Des essais médicamenteux intéressants issus de la conférence de l’American Association for Cancer Research à San Diego, mais sur de petits groupes de patients ou en phase préclinique et dont les études n’ont pas encore été publiées
De nouvelles perspectives de traitement et de guérison du cancer du pancréas ont été récemment présentées lors du congrès deAssociation américaine pour la recherche sur le cancer (AACR) à San Diego, États-Unis.
Le cancer du pancréas reste une tumeur difficile à traiter : les options thérapeutiques sont limitées et celles disponibles ne sont souvent pas d’une grande aide, d’autant que chez seulement 1 patient sur 5 la maladie est identifiée alors qu’il est encore possible de procéder à une ablation chirurgicale.
Dans ce contexte, tout progrès thérapeutique suscite naturellement de l’enthousiasme et des attentes, qui doivent toutefois être contrebalancés par des mises en garde et des éclaircissements appropriés.
C’est pourquoi les nouvelles arrivant du congrès de San Diego sont prometteuses, mais sur des médicaments dont l’usage n’est pas approuvé ni examiné par les organismes de réglementation. Les composés ont été testés sur de petits groupes de patients (ou sur des modèles animaux), avec des études non encore publiées dans des revues médicales.
L’espérance de vie a doublé
Compte tenu des prémisses nécessaires, le premier traitement est le daraxonrasib, qui a doublé l’espérance de vie des patients diagnostiqués avec la maladie, la portant à plus de 13 mois, contre moins de 7 mois pour ceux qui ont reçu une chimiothérapie dans un essai clinique de phase 3, donc avancé, impliquant quelques dizaines de personnes.

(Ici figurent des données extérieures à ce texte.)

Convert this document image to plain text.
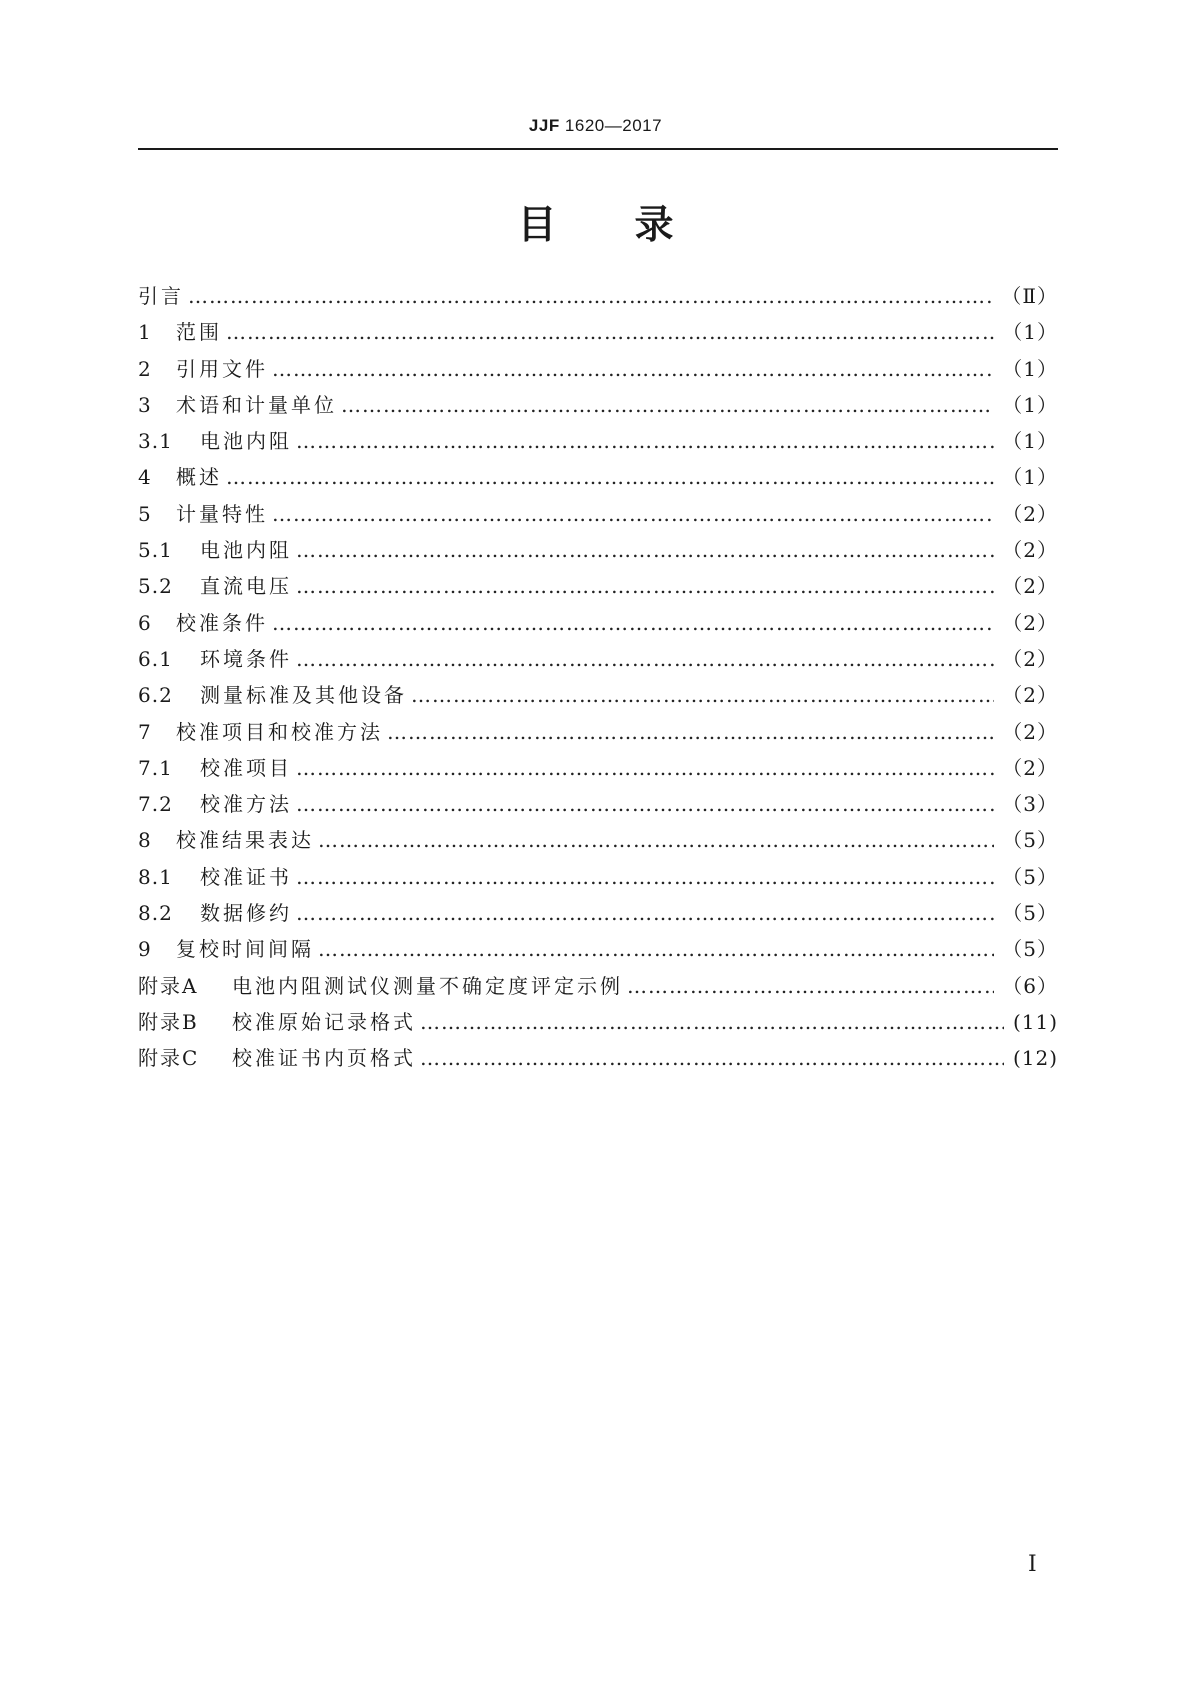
JJF 1620—2017
目录
引言 ……………………………………………………………………………………………………………………………………………………………………………………	（Ⅱ）
1	范围 ……………………………………………………………………………………………………………………………………………………………………………………	（1）
2	引用文件 ……………………………………………………………………………………………………………………………………………………………………………………	（1）
3	术语和计量单位 ……………………………………………………………………………………………………………………………………………………………………………………	（1）
3.1	电池内阻 ……………………………………………………………………………………………………………………………………………………………………………………	（1）
4	概述 ……………………………………………………………………………………………………………………………………………………………………………………	（1）
5	计量特性 ……………………………………………………………………………………………………………………………………………………………………………………	（2）
5.1	电池内阻 ……………………………………………………………………………………………………………………………………………………………………………………	（2）
5.2	直流电压 ……………………………………………………………………………………………………………………………………………………………………………………	（2）
6	校准条件 ……………………………………………………………………………………………………………………………………………………………………………………	（2）
6.1	环境条件 ……………………………………………………………………………………………………………………………………………………………………………………	（2）
6.2	测量标准及其他设备 ……………………………………………………………………………………………………………………………………………………………………………………	（2）
7	校准项目和校准方法 ……………………………………………………………………………………………………………………………………………………………………………………	（2）
7.1	校准项目 ……………………………………………………………………………………………………………………………………………………………………………………	（2）
7.2	校准方法 ……………………………………………………………………………………………………………………………………………………………………………………	（3）
8	校准结果表达 ……………………………………………………………………………………………………………………………………………………………………………………	（5）
8.1	校准证书 ……………………………………………………………………………………………………………………………………………………………………………………	（5）
8.2	数据修约 ……………………………………………………………………………………………………………………………………………………………………………………	（5）
9	复校时间间隔 ……………………………………………………………………………………………………………………………………………………………………………………	（5）
附录A	电池内阻测试仪测量不确定度评定示例 ……………………………………………………………………………………………………………………………………………………………………………………	（6）
附录B	校准原始记录格式 ……………………………………………………………………………………………………………………………………………………………………………………	(11)
附录C	校准证书内页格式 ……………………………………………………………………………………………………………………………………………………………………………………	(12)
I
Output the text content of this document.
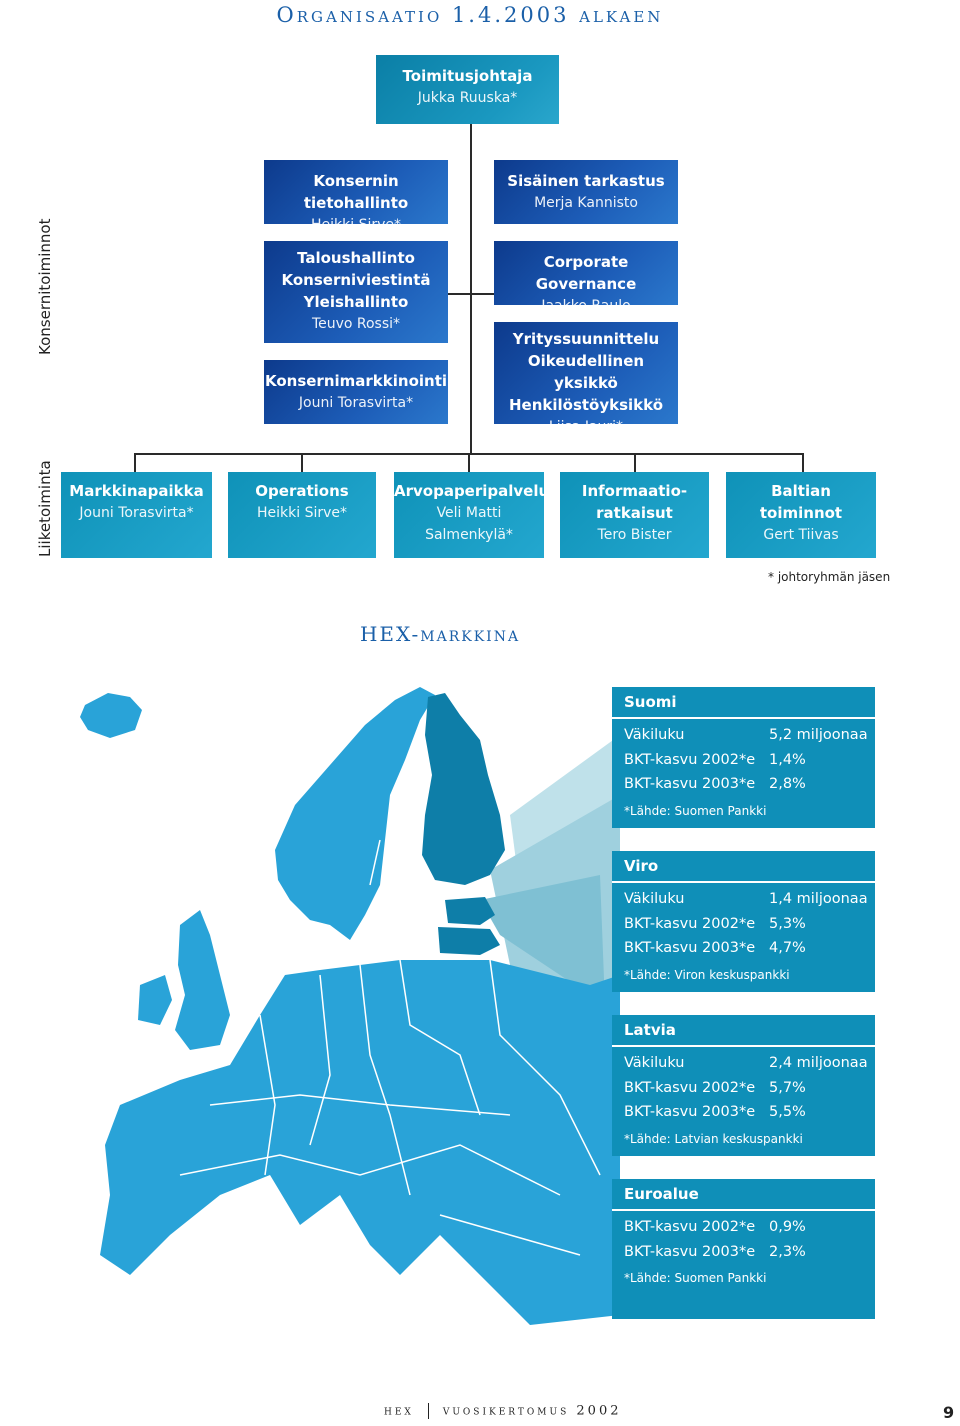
Organisaatio 1.4.2003 alkaen
Toimitusjohtaja
Jukka Ruuska*
Konsernitoiminnot
Liiketoiminta
Konsernin tietohallinto
Heikki Sirve*
Taloushallinto
Konserniviestintä
Yleishallinto
Teuvo Rossi*
Konsernimarkkinointi
Jouni Torasvirta*
Sisäinen tarkastus
Merja Kannisto
Corporate Governance
Jaakko Raulo
Yrityssuunnittelu
Oikeudellinen yksikkö
Henkilöstöyksikkö
Liisa Jauri*
Markkinapaikka
Jouni Torasvirta*
Operations
Heikki Sirve*
Arvopaperipalvelut
Veli Matti
Salmenkylä*
Informaatio-
ratkaisut
Tero Bister
Baltian
toiminnot
Gert Tiivas
* johtoryhmän jäsen
HEX-markkina
Suomi
Väkiluku	5,2 miljoonaa
BKT-kasvu 2002*e 1,4%
BKT-kasvu 2003*e 2,8%
*Lähde: Suomen Pankki
Viro
Väkiluku	1,4 miljoonaa
BKT-kasvu 2002*e 5,3%
BKT-kasvu 2003*e 4,7%
*Lähde: Viron keskuspankki
Latvia
Väkiluku	2,4 miljoonaa
BKT-kasvu 2002*e 5,7%
BKT-kasvu 2003*e 5,5%
*Lähde: Latvian keskuspankki
Euroalue
BKT-kasvu 2002*e 0,9%
BKT-kasvu 2003*e 2,3%
*Lähde: Suomen Pankki
hex vuosikertomus 2002	9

En traitement de première intention (le premier traitement administré à un patient après le diagnostic), le daraxonrasib a montré un taux de réponse de 47 % et une réponse complète, ce qui correspond à l’élimination du cancer détectable chez le patient. Lorsqu’il est associé à la chimiothérapie, le taux de réponse est passé à 58 %. Le médicament agit en bloquant la protéine KRAS, dont les mutations alimentent la croissance incontrôlée d’environ un tiers des tumeurs solides.
Successeur potentiel des médicaments actuels
Revolution Medicines elle-même, la société qui développe le médicament, a également présenté un tout nouveau composé qui pourrait représenter – déclare-t-elle – « le successeur de la gamme actuelle de médicaments ».
Il s’appelle RM-055. Alors que les médicaments actuels bloquent simplement les signaux de la protéine RAS (un régulateur clé qui contrôle la croissance et la prolifération des cellules cancéreuses), le RM-055 serait capable de désactiver physiquement la protéine cancéreuse, la faisant passer d’un état « activé » à un état « désactivé ». Ce mécanisme pourrait empêcher la tumeur de s’adapter et de résister aux médicaments, un problème courant dans les thérapies actuelles. Pour le moment, les données sur cette molécule sont précliniques (testées sur des modèles de laboratoire et sur des souris), mais elles indiquent une voie prometteuse.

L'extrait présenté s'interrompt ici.